The Brazilian port of Fortaleza is difficult to sum up. Brazil’s 5th largest city seems to be both up and coming, and down and out at the same time. It’s an uneasy mixture of modern and decaying sitting side-by-side.
From a distance, Fortaleza appears to be like Miami Beach – rows of skyscrapers along golden beaches. Yet close up, the tower blocks are interspersed by with plenty of run-down buildings and people sleeping rough. The mixture of wealth and poverty is so jarring that you really don’t know where is safe for the tourist to visit. Our guide started off by telling me that the historic centre of town was “safe”, and then he admitted that he felt scared walking around there. We walked one way along the beach and there was a real holiday atmosphere; when we started walking the other way a lady stopped us and told us to go no further, it was “perigoso”, dangerous.

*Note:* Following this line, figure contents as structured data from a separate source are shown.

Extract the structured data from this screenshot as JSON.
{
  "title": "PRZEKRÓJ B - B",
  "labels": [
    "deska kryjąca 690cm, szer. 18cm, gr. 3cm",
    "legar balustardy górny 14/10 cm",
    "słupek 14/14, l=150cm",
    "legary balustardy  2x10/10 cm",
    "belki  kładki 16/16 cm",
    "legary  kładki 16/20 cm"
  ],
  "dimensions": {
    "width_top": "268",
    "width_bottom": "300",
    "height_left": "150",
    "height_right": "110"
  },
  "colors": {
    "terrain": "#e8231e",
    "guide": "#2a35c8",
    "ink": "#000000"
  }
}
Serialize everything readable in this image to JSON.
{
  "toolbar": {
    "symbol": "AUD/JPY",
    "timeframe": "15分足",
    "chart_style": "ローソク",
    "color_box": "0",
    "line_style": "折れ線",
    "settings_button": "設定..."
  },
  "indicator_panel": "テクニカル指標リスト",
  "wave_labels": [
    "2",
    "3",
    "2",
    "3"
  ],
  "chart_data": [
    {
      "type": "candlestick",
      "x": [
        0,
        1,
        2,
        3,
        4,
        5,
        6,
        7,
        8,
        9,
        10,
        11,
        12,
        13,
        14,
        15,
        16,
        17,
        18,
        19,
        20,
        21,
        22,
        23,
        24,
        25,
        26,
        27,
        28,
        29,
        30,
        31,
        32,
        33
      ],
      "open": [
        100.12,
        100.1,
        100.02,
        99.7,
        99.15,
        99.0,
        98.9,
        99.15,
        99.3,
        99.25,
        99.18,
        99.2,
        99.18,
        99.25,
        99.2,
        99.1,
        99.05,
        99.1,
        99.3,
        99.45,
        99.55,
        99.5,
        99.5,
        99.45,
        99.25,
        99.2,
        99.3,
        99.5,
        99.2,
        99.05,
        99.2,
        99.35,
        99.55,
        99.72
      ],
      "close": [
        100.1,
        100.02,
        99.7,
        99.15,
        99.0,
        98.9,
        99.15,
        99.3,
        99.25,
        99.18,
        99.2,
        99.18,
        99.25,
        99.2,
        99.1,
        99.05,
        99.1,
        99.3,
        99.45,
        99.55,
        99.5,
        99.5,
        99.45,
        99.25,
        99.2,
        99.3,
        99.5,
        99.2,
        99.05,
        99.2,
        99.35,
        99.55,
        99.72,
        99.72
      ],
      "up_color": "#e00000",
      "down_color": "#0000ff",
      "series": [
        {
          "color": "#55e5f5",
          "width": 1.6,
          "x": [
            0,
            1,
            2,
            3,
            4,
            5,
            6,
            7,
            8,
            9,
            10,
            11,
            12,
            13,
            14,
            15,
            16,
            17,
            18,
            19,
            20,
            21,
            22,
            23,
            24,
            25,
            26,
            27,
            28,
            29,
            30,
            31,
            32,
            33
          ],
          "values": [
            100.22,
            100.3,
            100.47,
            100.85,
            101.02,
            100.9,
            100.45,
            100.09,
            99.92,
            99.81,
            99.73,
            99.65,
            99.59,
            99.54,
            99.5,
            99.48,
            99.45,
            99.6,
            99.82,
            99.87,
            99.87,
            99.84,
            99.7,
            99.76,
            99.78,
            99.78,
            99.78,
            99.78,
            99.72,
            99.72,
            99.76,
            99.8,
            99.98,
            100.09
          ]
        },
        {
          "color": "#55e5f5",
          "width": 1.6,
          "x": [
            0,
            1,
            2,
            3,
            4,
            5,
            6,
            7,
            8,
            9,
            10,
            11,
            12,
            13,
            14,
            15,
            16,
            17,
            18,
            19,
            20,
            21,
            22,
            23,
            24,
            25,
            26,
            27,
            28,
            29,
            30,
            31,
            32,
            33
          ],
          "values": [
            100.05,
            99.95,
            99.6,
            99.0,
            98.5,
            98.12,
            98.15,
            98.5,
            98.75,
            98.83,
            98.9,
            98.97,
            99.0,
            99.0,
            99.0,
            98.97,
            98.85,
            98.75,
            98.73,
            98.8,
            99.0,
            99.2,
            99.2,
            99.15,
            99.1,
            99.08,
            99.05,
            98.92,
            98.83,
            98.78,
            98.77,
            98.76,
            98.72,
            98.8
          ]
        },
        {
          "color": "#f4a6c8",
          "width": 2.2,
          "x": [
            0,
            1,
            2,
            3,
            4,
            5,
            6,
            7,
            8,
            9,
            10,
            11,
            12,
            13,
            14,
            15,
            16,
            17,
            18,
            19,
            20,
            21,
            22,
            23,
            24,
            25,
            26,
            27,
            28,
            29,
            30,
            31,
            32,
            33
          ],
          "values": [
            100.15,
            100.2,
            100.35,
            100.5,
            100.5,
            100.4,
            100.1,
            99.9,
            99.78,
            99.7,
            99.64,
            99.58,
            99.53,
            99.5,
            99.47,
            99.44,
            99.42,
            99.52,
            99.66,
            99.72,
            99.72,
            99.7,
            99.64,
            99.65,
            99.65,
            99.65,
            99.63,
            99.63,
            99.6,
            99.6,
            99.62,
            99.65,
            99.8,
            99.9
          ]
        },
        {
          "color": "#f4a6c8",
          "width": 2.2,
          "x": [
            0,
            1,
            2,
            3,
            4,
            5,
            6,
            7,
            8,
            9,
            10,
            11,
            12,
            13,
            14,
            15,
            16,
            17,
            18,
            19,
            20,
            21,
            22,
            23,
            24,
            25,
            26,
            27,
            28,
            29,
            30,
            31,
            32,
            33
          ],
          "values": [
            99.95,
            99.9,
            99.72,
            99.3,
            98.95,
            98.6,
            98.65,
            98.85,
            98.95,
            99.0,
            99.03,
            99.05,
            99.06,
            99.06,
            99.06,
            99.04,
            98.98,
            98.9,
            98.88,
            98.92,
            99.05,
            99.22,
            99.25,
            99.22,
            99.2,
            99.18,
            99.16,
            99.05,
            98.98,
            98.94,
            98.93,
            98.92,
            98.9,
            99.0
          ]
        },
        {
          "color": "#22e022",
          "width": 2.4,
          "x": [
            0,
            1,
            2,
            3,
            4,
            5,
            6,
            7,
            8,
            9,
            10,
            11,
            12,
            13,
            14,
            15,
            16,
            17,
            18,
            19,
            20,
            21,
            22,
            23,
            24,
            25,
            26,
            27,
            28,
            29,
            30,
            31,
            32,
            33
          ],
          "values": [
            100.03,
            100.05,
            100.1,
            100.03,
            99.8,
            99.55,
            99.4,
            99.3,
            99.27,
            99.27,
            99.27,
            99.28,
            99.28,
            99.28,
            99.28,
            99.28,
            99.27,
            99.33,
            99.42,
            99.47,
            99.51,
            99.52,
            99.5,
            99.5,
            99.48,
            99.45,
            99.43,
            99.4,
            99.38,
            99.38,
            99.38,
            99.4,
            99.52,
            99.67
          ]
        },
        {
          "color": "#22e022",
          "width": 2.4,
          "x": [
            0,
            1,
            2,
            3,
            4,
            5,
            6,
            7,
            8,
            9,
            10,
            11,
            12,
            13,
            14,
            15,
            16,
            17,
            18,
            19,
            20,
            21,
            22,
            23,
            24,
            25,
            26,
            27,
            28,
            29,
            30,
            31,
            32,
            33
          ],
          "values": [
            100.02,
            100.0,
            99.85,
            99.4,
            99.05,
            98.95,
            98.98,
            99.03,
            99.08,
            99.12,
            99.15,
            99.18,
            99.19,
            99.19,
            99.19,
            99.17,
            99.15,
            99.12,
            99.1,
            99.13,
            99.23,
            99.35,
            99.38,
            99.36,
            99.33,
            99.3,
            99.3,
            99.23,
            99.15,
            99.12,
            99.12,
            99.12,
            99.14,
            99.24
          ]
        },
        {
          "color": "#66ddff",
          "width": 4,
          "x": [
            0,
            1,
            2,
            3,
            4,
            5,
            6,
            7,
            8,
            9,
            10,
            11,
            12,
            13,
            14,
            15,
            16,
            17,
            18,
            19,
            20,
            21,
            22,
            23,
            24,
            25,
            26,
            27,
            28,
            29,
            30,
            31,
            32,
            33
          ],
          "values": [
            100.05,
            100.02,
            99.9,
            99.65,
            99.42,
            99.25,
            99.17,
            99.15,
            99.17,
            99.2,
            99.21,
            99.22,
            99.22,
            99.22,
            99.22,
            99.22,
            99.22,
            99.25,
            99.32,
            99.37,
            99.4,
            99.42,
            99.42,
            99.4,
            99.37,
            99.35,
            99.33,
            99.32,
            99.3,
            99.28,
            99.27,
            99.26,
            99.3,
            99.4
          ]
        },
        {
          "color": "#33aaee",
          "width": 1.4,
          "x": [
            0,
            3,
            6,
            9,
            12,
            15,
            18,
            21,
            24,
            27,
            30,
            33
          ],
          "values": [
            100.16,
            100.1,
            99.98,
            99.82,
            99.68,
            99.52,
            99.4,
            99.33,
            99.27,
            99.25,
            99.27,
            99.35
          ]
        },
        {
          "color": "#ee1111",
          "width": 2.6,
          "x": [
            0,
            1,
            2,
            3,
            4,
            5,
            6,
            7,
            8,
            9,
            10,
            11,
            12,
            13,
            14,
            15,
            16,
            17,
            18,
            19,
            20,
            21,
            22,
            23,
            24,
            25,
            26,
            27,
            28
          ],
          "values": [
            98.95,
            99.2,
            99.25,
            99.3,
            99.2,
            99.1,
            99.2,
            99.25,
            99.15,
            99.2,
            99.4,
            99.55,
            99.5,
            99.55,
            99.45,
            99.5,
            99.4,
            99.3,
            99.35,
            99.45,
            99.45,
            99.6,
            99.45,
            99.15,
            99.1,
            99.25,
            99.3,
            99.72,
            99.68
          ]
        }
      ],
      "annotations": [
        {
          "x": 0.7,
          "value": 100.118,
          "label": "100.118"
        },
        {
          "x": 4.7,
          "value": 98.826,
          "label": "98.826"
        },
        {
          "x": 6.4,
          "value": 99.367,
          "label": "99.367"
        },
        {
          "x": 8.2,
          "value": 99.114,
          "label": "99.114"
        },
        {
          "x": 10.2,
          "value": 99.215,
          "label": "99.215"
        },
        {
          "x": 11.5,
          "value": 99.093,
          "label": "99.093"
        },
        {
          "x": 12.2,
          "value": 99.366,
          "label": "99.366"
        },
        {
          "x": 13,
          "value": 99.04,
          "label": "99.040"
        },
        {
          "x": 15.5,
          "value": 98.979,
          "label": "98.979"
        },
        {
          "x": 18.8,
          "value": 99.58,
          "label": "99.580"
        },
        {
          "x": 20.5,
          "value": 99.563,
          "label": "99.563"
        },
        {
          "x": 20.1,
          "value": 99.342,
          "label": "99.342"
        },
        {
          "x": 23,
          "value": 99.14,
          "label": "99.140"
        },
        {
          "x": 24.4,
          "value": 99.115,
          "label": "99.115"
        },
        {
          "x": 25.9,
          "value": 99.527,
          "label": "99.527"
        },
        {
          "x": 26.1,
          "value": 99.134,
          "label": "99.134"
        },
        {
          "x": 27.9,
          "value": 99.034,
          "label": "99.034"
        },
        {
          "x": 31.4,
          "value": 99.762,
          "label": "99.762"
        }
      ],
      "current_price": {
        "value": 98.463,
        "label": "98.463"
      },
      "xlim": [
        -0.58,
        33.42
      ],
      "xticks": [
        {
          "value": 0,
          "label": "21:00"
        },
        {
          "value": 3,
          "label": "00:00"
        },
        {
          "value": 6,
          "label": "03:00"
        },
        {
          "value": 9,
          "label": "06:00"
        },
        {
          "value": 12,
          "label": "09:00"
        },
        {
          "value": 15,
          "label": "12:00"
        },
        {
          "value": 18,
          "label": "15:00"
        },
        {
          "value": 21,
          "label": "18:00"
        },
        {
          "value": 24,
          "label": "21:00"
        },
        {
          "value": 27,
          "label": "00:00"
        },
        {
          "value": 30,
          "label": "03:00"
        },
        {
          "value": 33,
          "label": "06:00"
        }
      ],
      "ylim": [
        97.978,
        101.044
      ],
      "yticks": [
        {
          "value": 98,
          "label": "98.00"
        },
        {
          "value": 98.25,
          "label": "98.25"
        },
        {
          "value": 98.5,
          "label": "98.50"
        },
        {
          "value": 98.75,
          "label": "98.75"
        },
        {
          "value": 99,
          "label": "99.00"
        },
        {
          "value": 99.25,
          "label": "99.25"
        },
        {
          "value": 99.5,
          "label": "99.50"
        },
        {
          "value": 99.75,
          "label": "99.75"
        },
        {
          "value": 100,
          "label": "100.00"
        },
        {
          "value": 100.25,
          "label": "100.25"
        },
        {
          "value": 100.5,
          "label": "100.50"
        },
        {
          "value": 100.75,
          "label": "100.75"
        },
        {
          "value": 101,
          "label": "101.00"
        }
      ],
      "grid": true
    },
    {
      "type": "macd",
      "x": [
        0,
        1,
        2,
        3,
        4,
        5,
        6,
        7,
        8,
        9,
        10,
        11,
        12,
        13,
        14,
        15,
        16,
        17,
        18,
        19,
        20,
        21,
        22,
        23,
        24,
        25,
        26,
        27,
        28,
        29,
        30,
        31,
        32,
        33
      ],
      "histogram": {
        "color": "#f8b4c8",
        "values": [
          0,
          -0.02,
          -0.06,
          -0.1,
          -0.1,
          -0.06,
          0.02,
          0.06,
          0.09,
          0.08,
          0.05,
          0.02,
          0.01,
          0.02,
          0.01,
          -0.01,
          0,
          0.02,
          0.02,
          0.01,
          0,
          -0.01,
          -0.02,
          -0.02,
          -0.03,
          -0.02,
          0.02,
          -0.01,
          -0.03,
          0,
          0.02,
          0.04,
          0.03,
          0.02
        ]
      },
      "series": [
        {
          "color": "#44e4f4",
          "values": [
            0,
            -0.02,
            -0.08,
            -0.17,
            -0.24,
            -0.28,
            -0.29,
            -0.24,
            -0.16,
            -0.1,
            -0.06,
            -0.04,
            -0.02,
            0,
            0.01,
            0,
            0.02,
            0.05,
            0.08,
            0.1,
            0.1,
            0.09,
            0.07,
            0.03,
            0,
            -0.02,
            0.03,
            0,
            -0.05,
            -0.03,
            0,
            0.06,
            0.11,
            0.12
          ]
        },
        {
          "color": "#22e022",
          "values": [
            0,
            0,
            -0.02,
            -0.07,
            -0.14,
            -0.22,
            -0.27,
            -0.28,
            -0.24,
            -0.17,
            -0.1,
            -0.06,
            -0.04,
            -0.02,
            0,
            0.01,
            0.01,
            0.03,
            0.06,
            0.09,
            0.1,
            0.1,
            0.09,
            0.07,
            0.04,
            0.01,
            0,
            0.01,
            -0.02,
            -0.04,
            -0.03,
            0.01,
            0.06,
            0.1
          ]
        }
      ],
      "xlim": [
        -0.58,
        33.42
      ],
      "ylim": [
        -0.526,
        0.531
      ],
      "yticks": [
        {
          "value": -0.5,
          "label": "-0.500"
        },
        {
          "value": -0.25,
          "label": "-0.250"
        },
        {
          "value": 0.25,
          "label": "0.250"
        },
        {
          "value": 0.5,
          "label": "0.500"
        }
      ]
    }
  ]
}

Fortaleza’s beaches are undoubtedly beautiful, but the ones in town were being dug up (not a great introduction for people arriving by shuttle bus), and we were advised that they were too polluted to swim in. The cleanest beach, the Praia do Futuro, has some great beach clubs but you have to pass by some pretty sketchy favelas to get there.
We passed by huge modern shopping malls catering to the city’s burgeoning middle classes, but the city centre seems to have been abandoned by the middle classes and left to deteriorate. To me, the whole city seemed like an illustration of Brazil’s fabulous potential, but also a telling sign of its current inability to reach that potential and the terrible inequality that’s holding it back.
Our guide seemed fairly confident that things were improving – the redevelopment of the beach would be fabulous, the restoration of its historic buildings would be inspirational, and that the vacationing masses of the Brazilian market would bring in lots of wealth. Fortaleza has a long way to go - I can only hope that it’s going in the right direction.